The nationalisation will now ensure the build of the two ferries in question, whilst also enabling work on the delivery of other vessels currently under construction at the yard. The government has also said that the shipyard’s future will be secure through ‘continuity of employment for the workforce’.
Economy secretary Derek Mackay visited the site after news broke of the deal to detail the Scottish Government’s plans for the future of the shipyard to the some 300-strong workforce.
Mr Mackay said, “We have always been clear that we want to complete the vessels, secure jobs and give the yard a future. I am here today to ensure that we hit the ground running in making that happen and to reassure Ferguson’s excellent staff of the government’s commitment.
“Public control will provide much-needed continuity of employment now and ensure the completion of the CMAL ferry contracts at the lowest possible cost to the taxpayer. It is absolutely essential that the outstanding contracts to build these two ferries are completed in order to sustain the Clyde and Hebrides Ferry Services network and provide vital support for the economies of our island communities.
“The alternative was for the government to stand aside while the company went into administration, resulting in the jobs being lost and the vessels not being completed. That was not an outcome I was willing to consider.
“We are now working to put in place a management team which will refocus all efforts on completing this vital government contract. We will also be working closely with staff and the trades unions – as well as suppliers and customers – to achieve the best possible outcome for the yard.”

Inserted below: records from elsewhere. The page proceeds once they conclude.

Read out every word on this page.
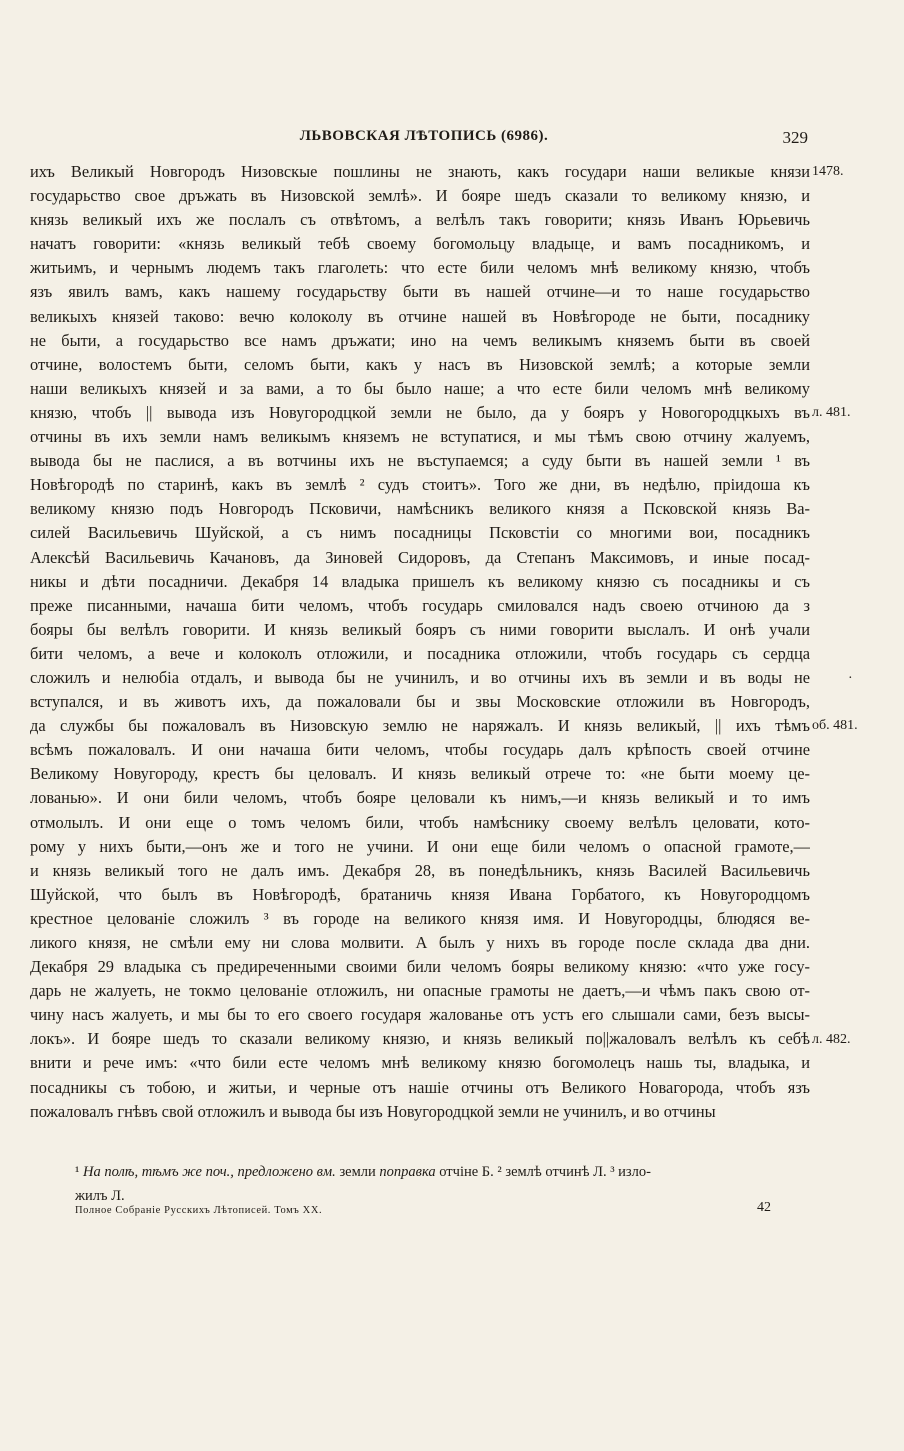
ЛЬВОВСКАЯ ЛѢТОПИСЬ (6986).	329
ихъ Великый Новгородъ Низовскые пошлины не знають, какъ государи наши великые князи
государьство свое дръжать въ Низовской землѣ». И бояре шедъ сказали то великому князю, и
князь великый ихъ же послалъ съ отвѣтомъ, а велѣлъ такъ говорити; князь Иванъ Юрьевичь
начатъ говорити: «князь великый тебѣ своему богомольцу владыце, и вамъ посадникомъ, и
житьимъ, и чернымъ людемъ такъ глаголеть: что есте били челомъ мнѣ великому князю, чтобъ
язъ явилъ вамъ, какъ нашему государьству быти въ нашей отчине—и то наше государьство
великыхъ князей таково: вечю колоколу въ отчине нашей въ Новѣгороде не быти, посаднику
не быти, а государьство все намъ дръжати; ино на чемъ великымъ княземъ быти въ своей
отчине, волостемъ быти, селомъ быти, какъ у насъ въ Низовской землѣ; а которые земли
наши великыхъ князей и за вами, а то бы было наше; а что есте били челомъ мнѣ великому
князю, чтобъ || вывода изъ Новугородцкой земли не было, да у бояръ у Новогородцкыхъ въ
отчины въ ихъ земли намъ великымъ княземъ не вступатися, и мы тѣмъ свою отчину жалуемъ,
вывода бы не паслися, а въ вотчины ихъ не въступаемся; а суду быти въ нашей земли ¹ въ
Новѣгородѣ по старинѣ, какъ въ землѣ ² судъ стоитъ». Того же дни, въ недѣлю, пріидоша къ
великому князю подъ Новгородъ Псковичи, намѣсникъ великого князя а Псковской князь Ва-
силей Васильевичь Шуйской, а съ нимъ посадницы Псковстіи со многими вои, посадникъ
Алексѣй Васильевичь Качановъ, да Зиновей Сидоровъ, да Степанъ Максимовъ, и иные посад-
никы и дѣти посадничи. Декабря 14 владыка пришелъ къ великому князю съ посадникы и съ
преже писанными, начаша бити челомъ, чтобъ государь смиловался надъ своею отчиною да з
бояры бы велѣлъ говорити. И князь великый бояръ съ ними говорити выслалъ. И онѣ учали
бити челомъ, а вече и колоколъ отложили, и посадника отложили, чтобъ государь съ сердца
сложилъ и нелюбіа отдалъ, и вывода бы не учинилъ, и во отчины ихъ въ земли и въ воды не
вступался, и въ животъ ихъ, да пожаловали бы и звы Московские отложили въ Новгородъ,
да службы бы пожаловалъ въ Низовскую землю не наряжалъ. И князь великый, || ихъ тѣмъ
всѣмъ пожаловалъ. И они начаша бити челомъ, чтобы государь далъ крѣпость своей отчине
Великому Новугороду, крестъ бы целовалъ. И князь великый отрече то: «не быти моему це-
лованью». И они били челомъ, чтобъ бояре целовали къ нимъ,—и князь великый и то имъ
отмолылъ. И они еще о томъ челомъ били, чтобъ намѣснику своему велѣлъ целовати, кото-
рому у нихъ быти,—онъ же и того не учини. И они еще били челомъ о опасной грамоте,—
и князь великый того не далъ имъ. Декабря 28, въ понедѣльникъ, князь Василей Васильевичь
Шуйской, что былъ въ Новѣгородѣ, братаничь князя Ивана Горбатого, къ Новугородцомъ
крестное целованіе сложилъ ³ въ городе на великого князя имя. И Новугородцы, блюдяся ве-
ликого князя, не смѣли ему ни слова молвити. А былъ у нихъ въ городе после склада два дни.
Декабря 29 владыка съ предиреченными своими били челомъ бояры великому князю: «что уже госу-
дарь не жалуеть, не токмо целованіе отложилъ, ни опасные грамоты не даетъ,—и чѣмъ пакъ свою от-
чину насъ жалуеть, и мы бы то его своего государя жалованье отъ устъ его слышали сами, безъ высы-
локъ». И бояре шедъ то сказали великому князю, и князь великый по||жаловалъ велѣлъ къ себѣ
внити и рече имъ: «что били есте челомъ мнѣ великому князю богомолецъ нашь ты, владыка, и
посадникы съ тобою, и житьи, и черные отъ нашіе отчины отъ Великого Новагорода, чтобъ язъ
пожаловалъ гнѣвъ свой отложилъ и вывода бы изъ Новугородцкой земли не учинилъ, и во отчины
1478.
л. 481.
об. 481.
л. 482.
·
¹ На полѣ, тѣмъ же поч., предложено вм. земли поправка отчіне Б. ² землѣ отчинѣ Л. ³ изло-
жилъ Л.
Полное Собраніе Русскихъ Лѣтописей. Томъ XX.	42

GMB Scotland organiser and Confederation of Shipbuilding and Engineering Unions Scotland chair, Gary Cook, said, “Nationalisation secures the immediate future of the yard and that is a very welcome development, particularly after all the recent uncertainty.
“Our members were caught in the middle of a situation that had nothing to do with them and their relief will be palpable. It is five years since the yard went bust and the Scottish Government has prevented that from happening again.
“We can now look to the future and everyone should do so with a sense of purpose. With vision and competency we can get on with building the ships Scotland needs and together we can grow jobs and prosperity on the lower Clyde.”
Unite Scottish secretary, Pat Rafferty, said, “Unite fully supports the actions of the Scottish Government to intervene and nationalise Ferguson Marine shipyards. It’s clear at this stage that nationalisation was the only serious option on the table to save the yard and more than 350 highly skilled jobs. The Scottish Government have rightly acknowledged their obligations to the workforce, and the people the ferries would serve which must be acknowledged.
“Unite also welcomes the fact that the trade unions have been fully engaged in this process so far. This must remain the case going forward to ensure that the ferries on the existing contract become operable and future contracts can be secured. The yard can have a very successful future and we must all now play our part to make sure this happens.”